Proposed sale of majority interest in the Streaming Division and issue of a $1.5 million convertible Note
January 27, 2006

On the 2nd December 2005 the board advised the shareholders of continuing discussions aimed towards resolving its differences and today announces the outcome of those discussions.

The Streaming Division continues to incur losses and requires further funding to support its current trading activities and future business plans. The Board has carefully considered whether it is in the best interests of shareholders to bear the entire risk of the necessary additional investment, given the uncertainty of the timing and value of potential rewards. The Board has concluded that the Company, as a small UK plc with limited financial resources, is not the most appropriate vehicle to lead this investment role.

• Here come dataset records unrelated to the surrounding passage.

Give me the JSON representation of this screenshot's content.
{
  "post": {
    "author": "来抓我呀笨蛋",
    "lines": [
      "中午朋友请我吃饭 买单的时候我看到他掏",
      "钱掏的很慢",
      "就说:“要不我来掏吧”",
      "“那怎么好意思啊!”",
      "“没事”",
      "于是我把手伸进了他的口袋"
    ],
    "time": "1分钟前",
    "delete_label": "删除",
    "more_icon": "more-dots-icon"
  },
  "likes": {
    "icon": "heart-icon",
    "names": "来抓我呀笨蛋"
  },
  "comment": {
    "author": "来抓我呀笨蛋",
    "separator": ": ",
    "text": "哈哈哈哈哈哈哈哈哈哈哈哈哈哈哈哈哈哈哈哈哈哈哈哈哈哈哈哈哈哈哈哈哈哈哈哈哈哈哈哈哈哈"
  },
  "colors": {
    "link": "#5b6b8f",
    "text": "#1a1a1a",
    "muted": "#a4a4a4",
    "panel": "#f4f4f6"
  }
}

Accordingly, the Board has decided to sell a majority interest in the Streaming Division and has in principle, subject to certain conditions, agreed to a three stage proposal with DivestCap Management Corporation ("the Investor"), a New York - based private equity firm that specialises in funding and growing software divestitures. If all three stages are consummated Tadpole will have divested 80% of its Streaming Division (comprising StreamTheory, Inc. and Endeavors Technology, Inc.) for a cash consideration of $12.0 million, before expenses, retaining an equity investment of 20%.

For the financial year ended September 2005 the Streaming Division incurred an operating loss of £8.9m (a loss of £1.1m before goodwill amortisation and impairment). The assets attributable to this division at the year end were £1.4m gross and net liabilities (including deferred revenues) of £1.0m net.

The Company has signed, on 26 January 2006, definitive legal documents for Stage 1 and non-binding term sheets for Stages 2 and 3. Stages 2 and 3 are subject to conditions including Investor approval, satisfactory additional due diligence, definitive legal documentation and Tadpole shareholder approval. Under the Stage 1 agreement, described further below, the Company has issued a convertible note ("the Note") for $1.5 million which is convertible at the option of the Investor into 49% of the share capital of StreamTheory, Inc. and a call right to purchase 21% of the share capital of Endeavors Technology Inc upon the occurrence of certain events including consummation of Stage 3. The Stage 2 term sheet proposes that the Investor would acquire 31% of the fully diluted share capital of StreamTheory, Inc. for $3.5 million in cash and conditioned upon completing the Stage 3 transaction. The Stage 3 term sheet proposes that the Investor would acquire 59% of the fully diluted share capital of Endeavors Technology, Inc. for $7.0 million in cash.

Following completion of Stages 2 and 3, and the exercise of the conversion options referred to in Stage 1 above, the Investor would own 80% of the Streaming Division.

The Note, which is secured against all the assets of the Company, has detachable warrants ("the Warrants") and carries interest at Wall Street Journal Prime plus 2% per annum set and payable on a calendar quarter basis. The Note is repayable 12 months after issue with the option, if the Investor elects, to extend the maturity by an additional 12 months. The principal amount of the Note is convertible as described above, in whole or in part, at the option of the Investor.

The Warrants entitle the Investor to purchase up to 17 million ordinary shares ("the Warrant Shares") of the Company at a price of £0.01 per share. The Warrants are subject to full anti-dilution protection and are exercisable at any time, in whole or in part, for a period of 5 years from the 26th January 2006.

Further updates on the progress of the transactions will be provided as appropriate.